Für die Einführung eines Tempolimits auf Hauptverkehrsstraßen zur Minderung der NO2-Emissionen, bedarf es der Zustimmung des Niedersächsischen Verkehrsministeriums. Dafür müsse die Stadt detailliert nachweisen, welche NO2-Minderung durch ein Tempolimit hervorgerufen wird.

Anhand der aktuellen Messwerte ist laut Nießen abzusehen, dass der NO2-Jahresmittelgrenzwert in 2015 an den meisten Verkehrsmessstationen in Niedersachsen überschritten werden wird. Eine weitere Fristverlängerung schließt die EU allerdings aus.

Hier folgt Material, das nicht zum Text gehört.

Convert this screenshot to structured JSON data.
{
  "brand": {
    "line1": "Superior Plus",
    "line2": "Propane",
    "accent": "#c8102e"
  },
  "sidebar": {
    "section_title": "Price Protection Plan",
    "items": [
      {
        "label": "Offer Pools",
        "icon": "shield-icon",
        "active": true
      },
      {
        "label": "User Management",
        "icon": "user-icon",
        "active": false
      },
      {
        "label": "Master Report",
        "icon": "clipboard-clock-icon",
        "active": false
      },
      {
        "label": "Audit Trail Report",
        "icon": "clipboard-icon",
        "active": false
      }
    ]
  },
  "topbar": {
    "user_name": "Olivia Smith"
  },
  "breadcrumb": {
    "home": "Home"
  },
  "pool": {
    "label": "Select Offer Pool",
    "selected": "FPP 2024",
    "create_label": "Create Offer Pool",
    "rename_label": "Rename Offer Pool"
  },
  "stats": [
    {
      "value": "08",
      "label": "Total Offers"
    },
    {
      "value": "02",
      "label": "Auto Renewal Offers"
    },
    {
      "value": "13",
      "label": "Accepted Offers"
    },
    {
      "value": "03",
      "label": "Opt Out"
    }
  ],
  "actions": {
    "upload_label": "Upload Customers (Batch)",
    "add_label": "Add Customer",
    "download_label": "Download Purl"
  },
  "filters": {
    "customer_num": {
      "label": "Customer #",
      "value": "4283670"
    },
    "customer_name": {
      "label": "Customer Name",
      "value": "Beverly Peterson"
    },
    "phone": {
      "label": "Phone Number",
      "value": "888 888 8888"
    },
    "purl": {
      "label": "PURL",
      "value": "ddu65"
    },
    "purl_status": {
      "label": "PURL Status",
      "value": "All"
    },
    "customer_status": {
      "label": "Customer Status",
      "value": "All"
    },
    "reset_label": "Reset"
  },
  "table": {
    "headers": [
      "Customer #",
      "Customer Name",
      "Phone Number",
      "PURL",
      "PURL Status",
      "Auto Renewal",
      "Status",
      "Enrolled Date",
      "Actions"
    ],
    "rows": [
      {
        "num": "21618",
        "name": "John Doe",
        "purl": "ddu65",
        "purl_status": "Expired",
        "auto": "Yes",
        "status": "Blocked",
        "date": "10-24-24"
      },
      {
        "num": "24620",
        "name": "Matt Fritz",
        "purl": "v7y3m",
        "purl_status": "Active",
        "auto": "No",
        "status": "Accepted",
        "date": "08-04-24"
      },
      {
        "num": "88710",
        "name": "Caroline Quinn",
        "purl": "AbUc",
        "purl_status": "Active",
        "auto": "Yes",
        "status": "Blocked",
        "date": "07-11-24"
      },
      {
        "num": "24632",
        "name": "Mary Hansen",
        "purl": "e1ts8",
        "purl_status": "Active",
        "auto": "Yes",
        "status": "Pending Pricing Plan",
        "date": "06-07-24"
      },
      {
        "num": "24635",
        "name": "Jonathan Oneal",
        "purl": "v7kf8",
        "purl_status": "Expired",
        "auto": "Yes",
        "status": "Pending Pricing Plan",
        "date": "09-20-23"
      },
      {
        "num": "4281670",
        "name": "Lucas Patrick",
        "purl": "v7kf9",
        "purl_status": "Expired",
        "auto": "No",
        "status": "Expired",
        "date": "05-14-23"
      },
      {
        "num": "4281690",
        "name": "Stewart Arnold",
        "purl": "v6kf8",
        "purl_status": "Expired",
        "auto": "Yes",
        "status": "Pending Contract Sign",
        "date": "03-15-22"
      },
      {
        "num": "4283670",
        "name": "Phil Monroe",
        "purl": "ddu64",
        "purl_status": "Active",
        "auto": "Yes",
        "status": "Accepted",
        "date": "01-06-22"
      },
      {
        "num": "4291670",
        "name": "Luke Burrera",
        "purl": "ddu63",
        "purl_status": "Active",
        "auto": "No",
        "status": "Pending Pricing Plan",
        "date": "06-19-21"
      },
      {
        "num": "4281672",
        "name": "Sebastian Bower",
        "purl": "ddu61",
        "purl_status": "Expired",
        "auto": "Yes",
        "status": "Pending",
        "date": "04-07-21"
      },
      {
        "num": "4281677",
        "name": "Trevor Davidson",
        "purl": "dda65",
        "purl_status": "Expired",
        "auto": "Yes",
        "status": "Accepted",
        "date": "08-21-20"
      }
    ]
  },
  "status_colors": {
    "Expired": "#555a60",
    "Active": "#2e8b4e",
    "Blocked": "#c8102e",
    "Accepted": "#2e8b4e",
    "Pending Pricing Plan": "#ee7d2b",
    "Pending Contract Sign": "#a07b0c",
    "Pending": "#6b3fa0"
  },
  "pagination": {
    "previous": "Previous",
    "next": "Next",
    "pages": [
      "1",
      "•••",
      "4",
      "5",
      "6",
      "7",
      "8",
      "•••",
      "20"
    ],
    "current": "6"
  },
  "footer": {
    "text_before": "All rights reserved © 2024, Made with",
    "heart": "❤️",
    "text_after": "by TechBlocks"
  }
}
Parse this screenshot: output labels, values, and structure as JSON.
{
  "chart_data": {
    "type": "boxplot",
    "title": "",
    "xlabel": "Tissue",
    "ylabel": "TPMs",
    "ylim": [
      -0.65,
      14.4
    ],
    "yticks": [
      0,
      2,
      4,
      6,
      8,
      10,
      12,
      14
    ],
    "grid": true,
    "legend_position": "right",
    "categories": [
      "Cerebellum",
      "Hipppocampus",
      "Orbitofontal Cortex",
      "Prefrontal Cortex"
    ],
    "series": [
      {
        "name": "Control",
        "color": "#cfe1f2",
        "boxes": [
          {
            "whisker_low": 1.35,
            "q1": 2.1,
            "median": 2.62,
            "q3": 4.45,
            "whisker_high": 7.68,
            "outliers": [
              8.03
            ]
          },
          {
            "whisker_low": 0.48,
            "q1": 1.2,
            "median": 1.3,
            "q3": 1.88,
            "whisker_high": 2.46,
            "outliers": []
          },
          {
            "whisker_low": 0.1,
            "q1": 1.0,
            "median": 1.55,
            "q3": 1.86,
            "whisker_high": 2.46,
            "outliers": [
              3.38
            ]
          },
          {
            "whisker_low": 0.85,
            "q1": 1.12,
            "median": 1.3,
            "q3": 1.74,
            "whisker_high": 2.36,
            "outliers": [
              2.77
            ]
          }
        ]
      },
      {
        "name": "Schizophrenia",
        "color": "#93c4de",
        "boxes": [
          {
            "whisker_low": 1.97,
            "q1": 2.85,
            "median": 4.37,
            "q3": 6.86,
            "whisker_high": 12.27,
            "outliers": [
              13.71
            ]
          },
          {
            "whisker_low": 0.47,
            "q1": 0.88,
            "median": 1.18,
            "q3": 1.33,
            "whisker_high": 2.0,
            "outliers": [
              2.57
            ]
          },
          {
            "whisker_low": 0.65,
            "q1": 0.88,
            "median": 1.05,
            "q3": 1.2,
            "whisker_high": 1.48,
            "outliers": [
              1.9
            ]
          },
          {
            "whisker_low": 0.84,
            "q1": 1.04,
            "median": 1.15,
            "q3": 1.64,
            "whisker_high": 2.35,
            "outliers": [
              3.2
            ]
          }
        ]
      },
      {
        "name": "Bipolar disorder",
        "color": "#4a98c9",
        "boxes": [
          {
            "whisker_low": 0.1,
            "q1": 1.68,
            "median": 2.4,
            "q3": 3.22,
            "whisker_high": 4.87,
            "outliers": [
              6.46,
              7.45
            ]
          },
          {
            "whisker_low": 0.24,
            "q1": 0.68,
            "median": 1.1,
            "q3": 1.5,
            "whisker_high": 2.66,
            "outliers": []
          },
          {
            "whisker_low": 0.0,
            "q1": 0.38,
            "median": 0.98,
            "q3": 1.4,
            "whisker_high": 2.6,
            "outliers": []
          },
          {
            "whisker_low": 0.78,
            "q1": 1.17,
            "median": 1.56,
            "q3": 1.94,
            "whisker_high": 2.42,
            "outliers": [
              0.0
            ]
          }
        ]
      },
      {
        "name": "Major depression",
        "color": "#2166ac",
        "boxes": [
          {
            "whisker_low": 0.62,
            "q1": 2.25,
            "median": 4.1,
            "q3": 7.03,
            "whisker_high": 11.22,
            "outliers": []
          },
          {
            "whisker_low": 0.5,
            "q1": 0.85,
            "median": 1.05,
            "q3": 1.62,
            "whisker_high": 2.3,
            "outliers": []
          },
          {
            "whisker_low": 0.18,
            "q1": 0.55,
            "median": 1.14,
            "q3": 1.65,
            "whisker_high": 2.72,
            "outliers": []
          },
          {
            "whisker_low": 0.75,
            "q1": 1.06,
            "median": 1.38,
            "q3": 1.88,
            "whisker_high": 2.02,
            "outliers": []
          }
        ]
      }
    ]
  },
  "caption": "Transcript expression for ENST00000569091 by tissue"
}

Daher droht, so die Umweltdezernentin weiter, ein Vertragsverletzungsverfahren. Für den Fall, dass Strafzahlungen von der EU verhängt werden sollten, würde nach derzeitiger Rechtslage das Land Niedersachsen zahlen müssen, nicht die Stadt.

Die Stadtverwaltung lässt zurzeit durch einen Fachgutachter prüfen, ob und durch welche Maßnahmen eine Unterschreitung der NO2- Grenzwerte im Bereich des Heiligengeistwalls möglich ist. Prof. Dr. Rainer Buchwald, beratendes Mitglied im Umweltausschuss, merkte mit Bezug auf die NO2-Belastung an, dass Städte wie Oldenburg, die in stark landwirtschaftlich geprägten Regionen liegen, ohnehin einer hohen Grundlast ausgesetzt seien. Die resultiere aus der Massentierhaltung und dem damit verbundenen Anfall von Gülle.